According to Markit, the European cash leveraged loan market has jumped in the last four weeks, and analysts at Deutsche Bank believe the CLO model is going to remain competitive with its tighter liabilities and more accommodating fee structures, at least in the near term.
Analysts at the Royal Bank of Scotland confirmed that CLOs are being sold at a discount, and with reduced management and arrangement fees. "This allows arranging banks to convert their warehouses into balance sheet CLOs, thus crystallizing mark-to-market losses in order to free capital that can be used to buy fresh leveraged loans, at current price levels, and structure new CLOs in the coming months, hopefully at a more attractive arbitrage," they noted.
Time for a Change?
While market players continue to restructure and adjust to the current conditions, it wouldn't be Europe if the government didn't say it knew how to do it better. France's minister of Economy, Finance and Employment, Christine Lagarde, recently wrote in the Financial Times that those involved in securitization should prepare themselves for more regulations, particularly in order to heighten transparency.

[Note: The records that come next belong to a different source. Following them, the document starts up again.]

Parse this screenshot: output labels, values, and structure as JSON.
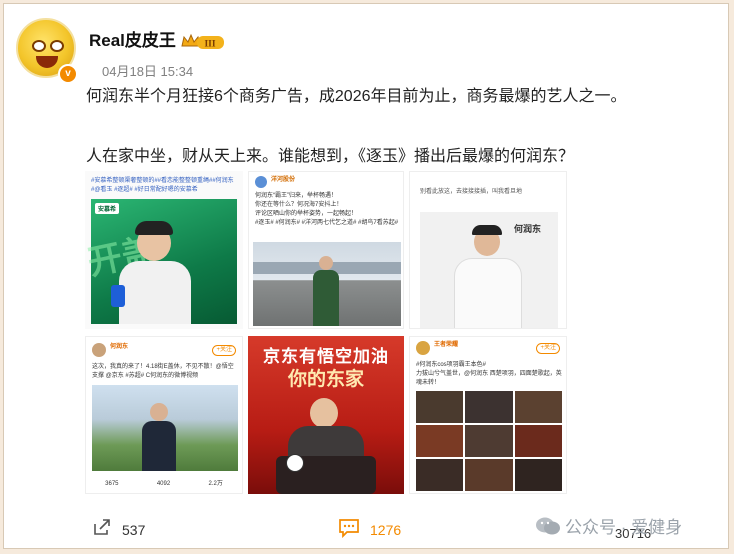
{
  "user": {
    "name": "Real皮皮王",
    "level_badge": "III",
    "verified_mark": "v"
  },
  "post": {
    "timestamp": "04月18日 15:34",
    "text_line1": "何润东半个月狂接6个商务广告，成2026年目前为止，商务最爆的艺人之一。",
    "text_line2": "人在家中坐，财从天上来。谁能想到，《逐玉》播出后最爆的何润东？"
  },
  "images": {
    "img1": {
      "snippet": "#安慕希整顿渠奢整顿的##看恋能整整顿重绳##何润东#@看玉 #逐超# #好日常配好嗯的安慕希",
      "brand": "安慕希"
    },
    "img2": {
      "account": "洋河股份",
      "snippet": "何润东“霸王”归来，举杯畅遇！\n你还在等什么？何况海7安抖上！\n评论区晒山你的举杯姿势，一起畅起！\n#逐玉# #何润东# #洋河两七代乞之道# #胡鸟7看苏起#"
    },
    "img3": {
      "snippet": "别看此放这，去接接接插，叫我看旦地",
      "caption": "何润东"
    },
    "img4": {
      "account": "何润东",
      "follow_label": "+关注",
      "snippet": "这次，我真的来了！4.18街E盖休，不见不散！@悟空支撑 @京东 #苏超# C何润东的微博视频",
      "stats": [
        "3675",
        "4092",
        "2.2万"
      ]
    },
    "img5": {
      "headline1": "京东有悟空加油",
      "headline2": "你的东家"
    },
    "img6": {
      "account": "王者荣耀",
      "follow_label": "+关注",
      "snippet": "#何润东cos项羽霸王本色#\n力拔山兮气盖世，@何润东 西楚项羽，四面楚歌起，英魂未转！"
    }
  },
  "actions": {
    "share_count": "537",
    "comment_count": "1276",
    "like_count": "30716"
  },
  "watermark": "公众号 · 爱健身",
  "colors": {
    "accent": "#f38a00",
    "text": "#222222",
    "muted": "#808080"
  }
}
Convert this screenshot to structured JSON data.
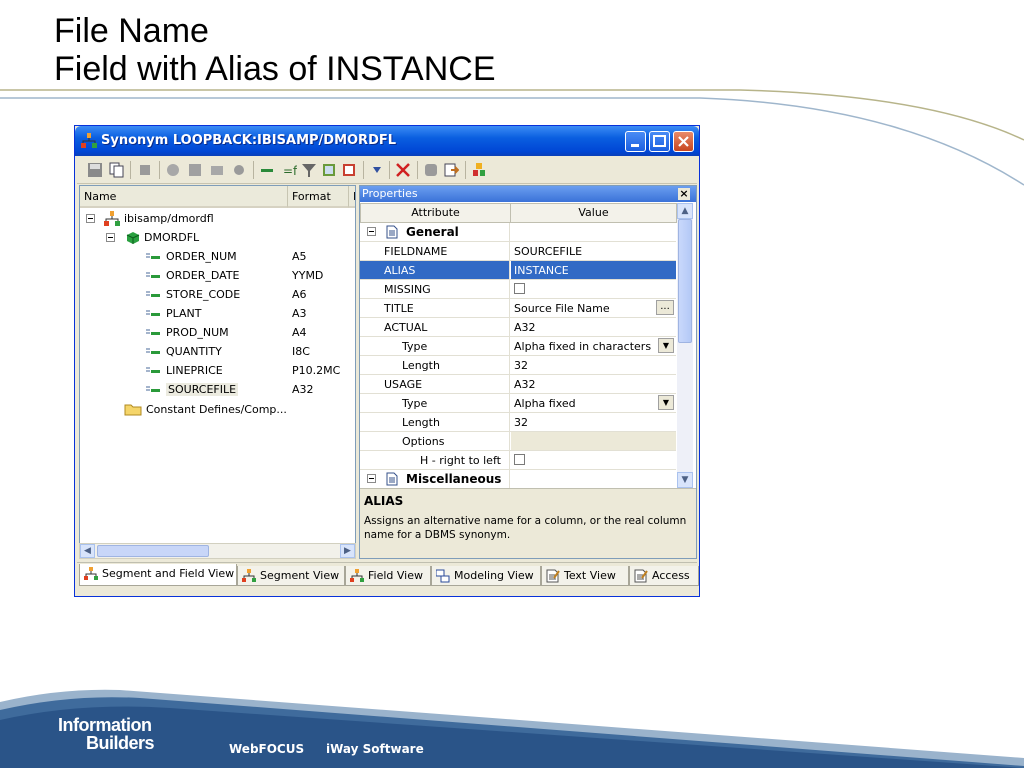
{
  "slide": {
    "title_line1": "File Name",
    "title_line2": "Field with Alias of INSTANCE"
  },
  "footer": {
    "logo_line1": "Information",
    "logo_line2": "Builders",
    "product1": "WebFOCUS",
    "product2": "iWay Software"
  },
  "window": {
    "title": "Synonym LOOPBACK:IBISAMP/DMORDFL",
    "tree": {
      "col_name": "Name",
      "col_format": "Format",
      "col_extra": "E",
      "root": "ibisamp/dmordfl",
      "segment": "DMORDFL",
      "fields": [
        {
          "name": "ORDER_NUM",
          "format": "A5"
        },
        {
          "name": "ORDER_DATE",
          "format": "YYMD"
        },
        {
          "name": "STORE_CODE",
          "format": "A6"
        },
        {
          "name": "PLANT",
          "format": "A3"
        },
        {
          "name": "PROD_NUM",
          "format": "A4"
        },
        {
          "name": "QUANTITY",
          "format": "I8C"
        },
        {
          "name": "LINEPRICE",
          "format": "P10.2MC"
        },
        {
          "name": "SOURCEFILE",
          "format": "A32"
        }
      ],
      "constants": "Constant Defines/Comp..."
    },
    "properties": {
      "header": "Properties",
      "close": "×",
      "col_attribute": "Attribute",
      "col_value": "Value",
      "rows": [
        {
          "attr": "General",
          "value": ""
        },
        {
          "attr": "FIELDNAME",
          "value": "SOURCEFILE"
        },
        {
          "attr": "ALIAS",
          "value": "INSTANCE"
        },
        {
          "attr": "MISSING",
          "value": ""
        },
        {
          "attr": "TITLE",
          "value": "Source File Name"
        },
        {
          "attr": "ACTUAL",
          "value": "A32"
        },
        {
          "attr": "Type",
          "value": "Alpha fixed in characters"
        },
        {
          "attr": "Length",
          "value": "32"
        },
        {
          "attr": "USAGE",
          "value": "A32"
        },
        {
          "attr": "Type",
          "value": "Alpha fixed"
        },
        {
          "attr": "Length",
          "value": "32"
        },
        {
          "attr": "Options",
          "value": ""
        },
        {
          "attr": "H - right to left",
          "value": ""
        },
        {
          "attr": "Miscellaneous",
          "value": ""
        }
      ],
      "desc_title": "ALIAS",
      "desc_body": "Assigns an alternative name for a column, or the real column name for a DBMS synonym."
    },
    "tabs": [
      {
        "label": "Segment and Field View"
      },
      {
        "label": "Segment View"
      },
      {
        "label": "Field View"
      },
      {
        "label": "Modeling View"
      },
      {
        "label": "Text View"
      },
      {
        "label": "Access"
      }
    ]
  },
  "colors": {
    "title_blue": "#0a5ee0",
    "selection": "#316ac5",
    "footer_blue": "#2d5f9a"
  }
}
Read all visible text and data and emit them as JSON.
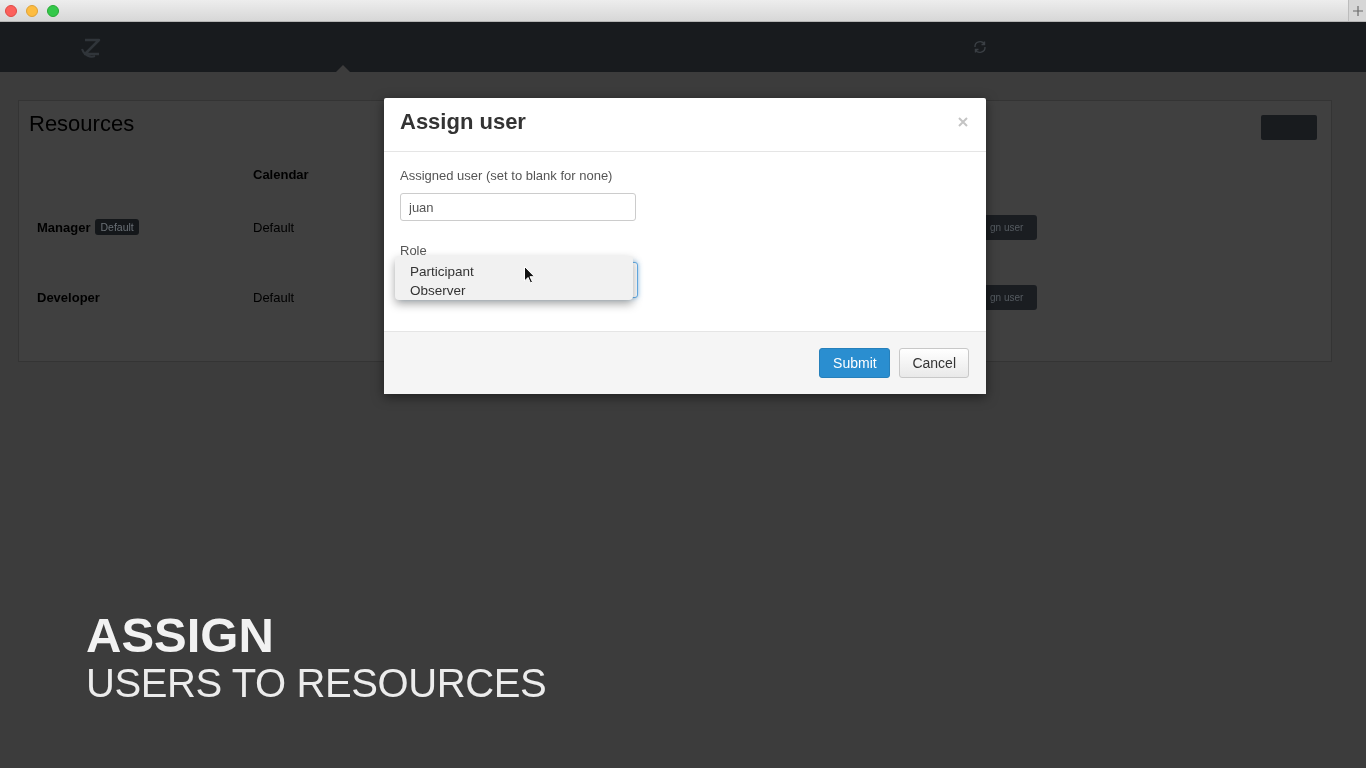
{
  "page": {
    "title": "Resources"
  },
  "table": {
    "columns": [
      "Calendar"
    ],
    "rows": [
      {
        "name": "Manager",
        "badge": "Default",
        "calendar": "Default",
        "action": "gn user"
      },
      {
        "name": "Developer",
        "calendar": "Default",
        "action": "gn user"
      }
    ]
  },
  "dialog": {
    "title": "Assign user",
    "fields": [
      {
        "kind": "text",
        "label": "Assigned user (set to blank for none)",
        "value": "juan"
      },
      {
        "kind": "select",
        "label": "Role",
        "focused": true,
        "open": true,
        "options": [
          {
            "label": "Participant",
            "selected": false
          },
          {
            "label": "Observer",
            "selected": false
          }
        ]
      }
    ],
    "buttons": [
      {
        "kind": "primary",
        "label": "Submit"
      },
      {
        "kind": "default",
        "label": "Cancel"
      }
    ]
  },
  "caption": {
    "title": "ASSIGN",
    "subtitle": "USERS TO RESOURCES"
  }
}
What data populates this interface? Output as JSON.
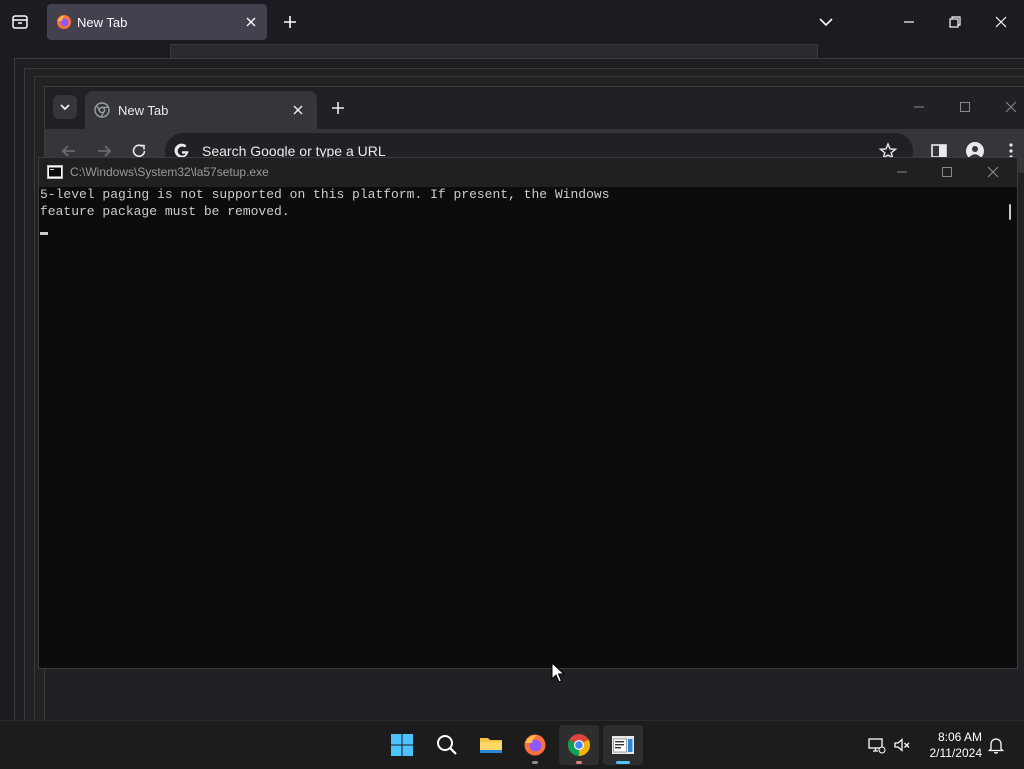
{
  "firefox": {
    "tab_title": "New Tab"
  },
  "chrome": {
    "tab_title": "New Tab",
    "omnibox_placeholder": "Search Google or type a URL"
  },
  "console": {
    "title": "C:\\Windows\\System32\\la57setup.exe",
    "lines": [
      "5-level paging is not supported on this platform. If present, the Windows",
      "feature package must be removed."
    ]
  },
  "taskbar": {
    "time": "8:06 AM",
    "date": "2/11/2024",
    "apps": [
      "windows-start",
      "search",
      "file-explorer",
      "firefox",
      "chrome",
      "console-host"
    ]
  },
  "colors": {
    "accent": "#4cc2ff",
    "console_bg": "#0c0c0c",
    "console_text": "#cccccc"
  }
}
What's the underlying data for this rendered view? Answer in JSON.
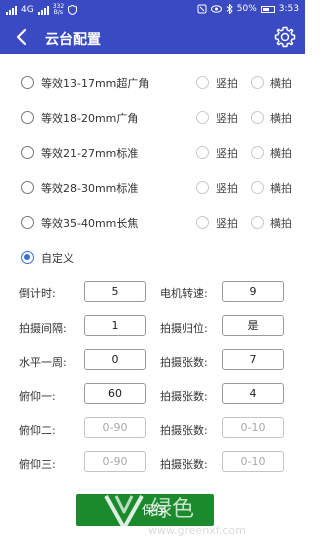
{
  "status": {
    "signal_label": "4G",
    "speed_value": "332",
    "speed_unit": "B/s",
    "battery": "50%",
    "time": "3:53"
  },
  "header": {
    "title": "云台配置"
  },
  "presets": [
    {
      "label": "等效13-17mm超广角"
    },
    {
      "label": "等效18-20mm广角"
    },
    {
      "label": "等效21-27mm标准"
    },
    {
      "label": "等效28-30mm标准"
    },
    {
      "label": "等效35-40mm长焦"
    }
  ],
  "orientation": {
    "portrait": "竖拍",
    "landscape": "横拍"
  },
  "custom": {
    "label": "自定义",
    "selected": true
  },
  "fields": [
    {
      "left_label": "倒计时:",
      "left_value": "5",
      "left_placeholder": "",
      "right_label": "电机转速:",
      "right_value": "9",
      "right_placeholder": ""
    },
    {
      "left_label": "拍摄间隔:",
      "left_value": "1",
      "left_placeholder": "",
      "right_label": "拍摄归位:",
      "right_value": "是",
      "right_placeholder": ""
    },
    {
      "left_label": "水平一周:",
      "left_value": "0",
      "left_placeholder": "",
      "right_label": "拍摄张数:",
      "right_value": "7",
      "right_placeholder": ""
    },
    {
      "left_label": "俯仰一:",
      "left_value": "60",
      "left_placeholder": "",
      "right_label": "拍摄张数:",
      "right_value": "4",
      "right_placeholder": ""
    },
    {
      "left_label": "俯仰二:",
      "left_value": "",
      "left_placeholder": "0-90",
      "right_label": "拍摄张数:",
      "right_value": "",
      "right_placeholder": "0-10"
    },
    {
      "left_label": "俯仰三:",
      "left_value": "",
      "left_placeholder": "0-90",
      "right_label": "拍摄张数:",
      "right_value": "",
      "right_placeholder": "0-10"
    }
  ],
  "actions": {
    "save_label": "保存"
  },
  "watermark": {
    "text": "绿色",
    "sub": "www.greenxf.com"
  },
  "colors": {
    "primary": "#3a4ac2",
    "radio_active": "#3a6fd8",
    "save_button": "#1a8a2c"
  },
  "icons": {
    "back": "chevron-left-icon",
    "settings": "gear-icon"
  }
}
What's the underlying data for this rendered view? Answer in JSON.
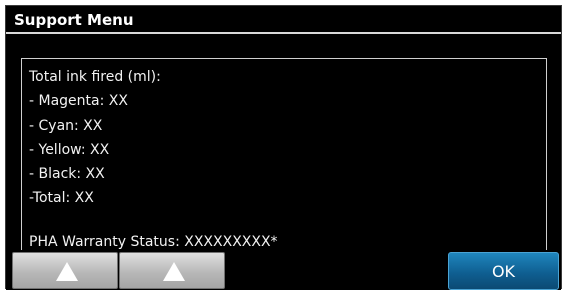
{
  "title": "Support Menu",
  "content": {
    "lines": [
      "Total ink fired (ml):",
      "- Magenta: XX",
      "- Cyan: XX",
      "- Yellow: XX",
      "- Black: XX",
      "-Total: XX"
    ],
    "warranty": "PHA Warranty Status: XXXXXXXXX*"
  },
  "buttons": {
    "scroll_up_1_icon": "up-triangle-icon",
    "scroll_up_2_icon": "up-triangle-icon",
    "ok_label": "OK"
  },
  "colors": {
    "background": "#000000",
    "ok_button": "#0f5f92",
    "scroll_button": "#b8b8b8"
  }
}
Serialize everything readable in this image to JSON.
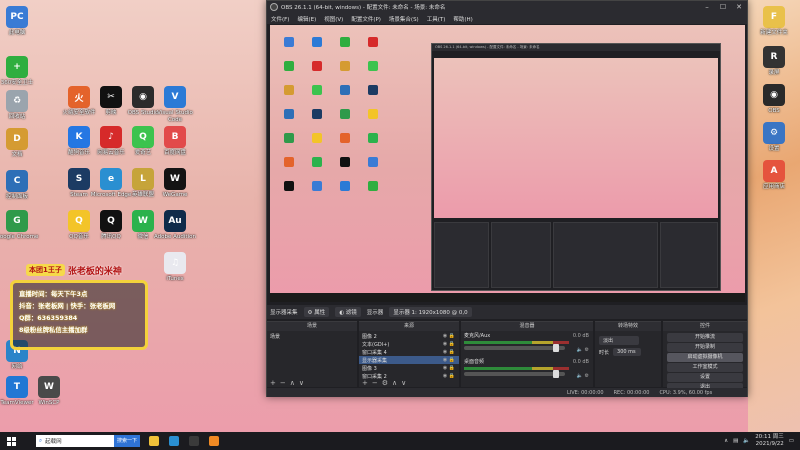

Lagarde said that Basel II reforms had served the continent well, but she added that the Basel committee "should be tasked with coming up with new standards and the EU should formalize these standards in a directive," in order for European structured finance to remain competitive on a global scale.
Last week, other European finance ministers announced reviews of financial practices in the securities market. Fernando Teixeira dos Santos of Portugal, the EU presidential country, said he is laying down a "road map," that will chart new changes for 2008. Italy's finance minister, Tommaso Padoa-Schioppa is pushing for an independent review board.
Lagarde also suggested that ratings agencies should develop new procedures that would include external monitoring and avoid internal conflicts of interest. "Europe must give serious thought to submitting ratings agencies to the oversight of market regulating authorities," Lagarde said, "as is the practice in the U.S." Her comments have already earned the support of the President of France, Nicolas Sarkozy and Germany's chancellor, Angela Merkel.